Center Prodh

The Miguel Agustín Pro Juárez Human Rights Center

Judge orders Attorney General’s Office to investigate Tlatlaya case

Court concludes that neither the facts of the case nor the chain of command have been adequately investigated.

  • Orders federal Attorney General’s Office to present an investigation plan.

Mexico City, August 15, 2017. As the Spanish newspaper El País reported today, on July 31st the 14th District Judge specializing in criminal constitutional challenges (amparo) in Mexico City ordered the federal Attorney General’s Office (PGR) to investigate the Tlatlaya case with due diligence, in the judgment handed down in amparo 545/2017.

The court concluded that the PGR’s lack of action violates human rights and called for a swift and exhaustive investigation.

The judgment explains that the PGR has not carried out investigative actions that could lead to clarifying the facts or to accountability for the military order that instructed soldiers to “kill criminals in the darkness of the night,” sent to the operational base to which the material authors of the extrajudicial executions belonged. The judgment highlights that there has been no investigation of the chain of command.

The court also determined that all of the investigations into the case should be joined in one investigation file, and ordered the PGR to create an investigation plan, with relevant activities programmed within a set timeframe.

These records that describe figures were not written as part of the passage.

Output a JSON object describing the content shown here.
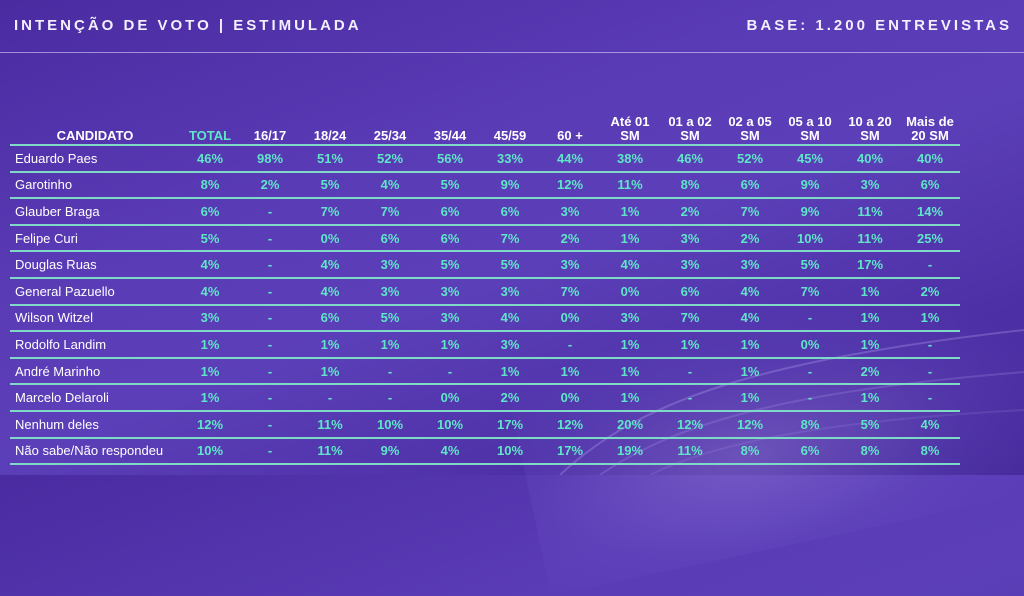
{
  "header": {
    "title": "INTENÇÃO DE VOTO | ESTIMULADA",
    "base": "BASE: 1.200 ENTREVISTAS"
  },
  "table": {
    "columns": [
      {
        "line1": "CANDIDATO",
        "line2": ""
      },
      {
        "line1": "TOTAL",
        "line2": ""
      },
      {
        "line1": "16/17",
        "line2": ""
      },
      {
        "line1": "18/24",
        "line2": ""
      },
      {
        "line1": "25/34",
        "line2": ""
      },
      {
        "line1": "35/44",
        "line2": ""
      },
      {
        "line1": "45/59",
        "line2": ""
      },
      {
        "line1": "60 +",
        "line2": ""
      },
      {
        "line1": "Até 01",
        "line2": "SM"
      },
      {
        "line1": "01 a 02",
        "line2": "SM"
      },
      {
        "line1": "02 a 05",
        "line2": "SM"
      },
      {
        "line1": "05 a 10",
        "line2": "SM"
      },
      {
        "line1": "10 a 20",
        "line2": "SM"
      },
      {
        "line1": "Mais de",
        "line2": "20 SM"
      }
    ],
    "rows": [
      {
        "name": "Eduardo Paes",
        "values": [
          "46%",
          "98%",
          "51%",
          "52%",
          "56%",
          "33%",
          "44%",
          "38%",
          "46%",
          "52%",
          "45%",
          "40%",
          "40%"
        ]
      },
      {
        "name": "Garotinho",
        "values": [
          "8%",
          "2%",
          "5%",
          "4%",
          "5%",
          "9%",
          "12%",
          "11%",
          "8%",
          "6%",
          "9%",
          "3%",
          "6%"
        ]
      },
      {
        "name": "Glauber Braga",
        "values": [
          "6%",
          "-",
          "7%",
          "7%",
          "6%",
          "6%",
          "3%",
          "1%",
          "2%",
          "7%",
          "9%",
          "11%",
          "14%"
        ]
      },
      {
        "name": "Felipe Curi",
        "values": [
          "5%",
          "-",
          "0%",
          "6%",
          "6%",
          "7%",
          "2%",
          "1%",
          "3%",
          "2%",
          "10%",
          "11%",
          "25%"
        ]
      },
      {
        "name": "Douglas Ruas",
        "values": [
          "4%",
          "-",
          "4%",
          "3%",
          "5%",
          "5%",
          "3%",
          "4%",
          "3%",
          "3%",
          "5%",
          "17%",
          "-"
        ]
      },
      {
        "name": "General Pazuello",
        "values": [
          "4%",
          "-",
          "4%",
          "3%",
          "3%",
          "3%",
          "7%",
          "0%",
          "6%",
          "4%",
          "7%",
          "1%",
          "2%"
        ]
      },
      {
        "name": "Wilson Witzel",
        "values": [
          "3%",
          "-",
          "6%",
          "5%",
          "3%",
          "4%",
          "0%",
          "3%",
          "7%",
          "4%",
          "-",
          "1%",
          "1%"
        ]
      },
      {
        "name": "Rodolfo Landim",
        "values": [
          "1%",
          "-",
          "1%",
          "1%",
          "1%",
          "3%",
          "-",
          "1%",
          "1%",
          "1%",
          "0%",
          "1%",
          "-"
        ]
      },
      {
        "name": "André Marinho",
        "values": [
          "1%",
          "-",
          "1%",
          "-",
          "-",
          "1%",
          "1%",
          "1%",
          "-",
          "1%",
          "-",
          "2%",
          "-"
        ]
      },
      {
        "name": "Marcelo Delaroli",
        "values": [
          "1%",
          "-",
          "-",
          "-",
          "0%",
          "2%",
          "0%",
          "1%",
          "-",
          "1%",
          "-",
          "1%",
          "-"
        ]
      },
      {
        "name": "Nenhum deles",
        "values": [
          "12%",
          "-",
          "11%",
          "10%",
          "10%",
          "17%",
          "12%",
          "20%",
          "12%",
          "12%",
          "8%",
          "5%",
          "4%"
        ]
      },
      {
        "name": "Não sabe/Não respondeu",
        "values": [
          "10%",
          "-",
          "11%",
          "9%",
          "4%",
          "10%",
          "17%",
          "19%",
          "11%",
          "8%",
          "6%",
          "8%",
          "8%"
        ]
      }
    ]
  }
}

This judgment confirms what we denounced on the third anniversary of the massacre this past June: that the impunity that reigns in this emblematic case is a sign of the structural flaws in criminal investigation in Mexico, especially when government agents are involved in serious crimes or human rights violations. This same impunity serves as a warning of the dangers of approving the proposed Internal Security Law, which threatens to normalize the militarization of public security tasks without adequate civilian control, and will be up for discussion next month when Congress begins its fall sessions.

We recall that, as documented by the National Human Rights Commission (CNDH), at least 12-15 of the civilians executed in Tlatlaya were victims of extrajudicial execution; however, to date no one has been punished for this arbitrary deprivation of life, there has not been a full criminal investigation into the facts, and no one has been held responsible for the widely documented alteration of the crime scene with the intent of covering up the executions.

Therefore, we urgently call on the PGR to comply with this important judgment and direct its efforts toward truth and accountability in this paradigmatic case. The current context in our country demands that such extrajudicial executions do not go unpunished.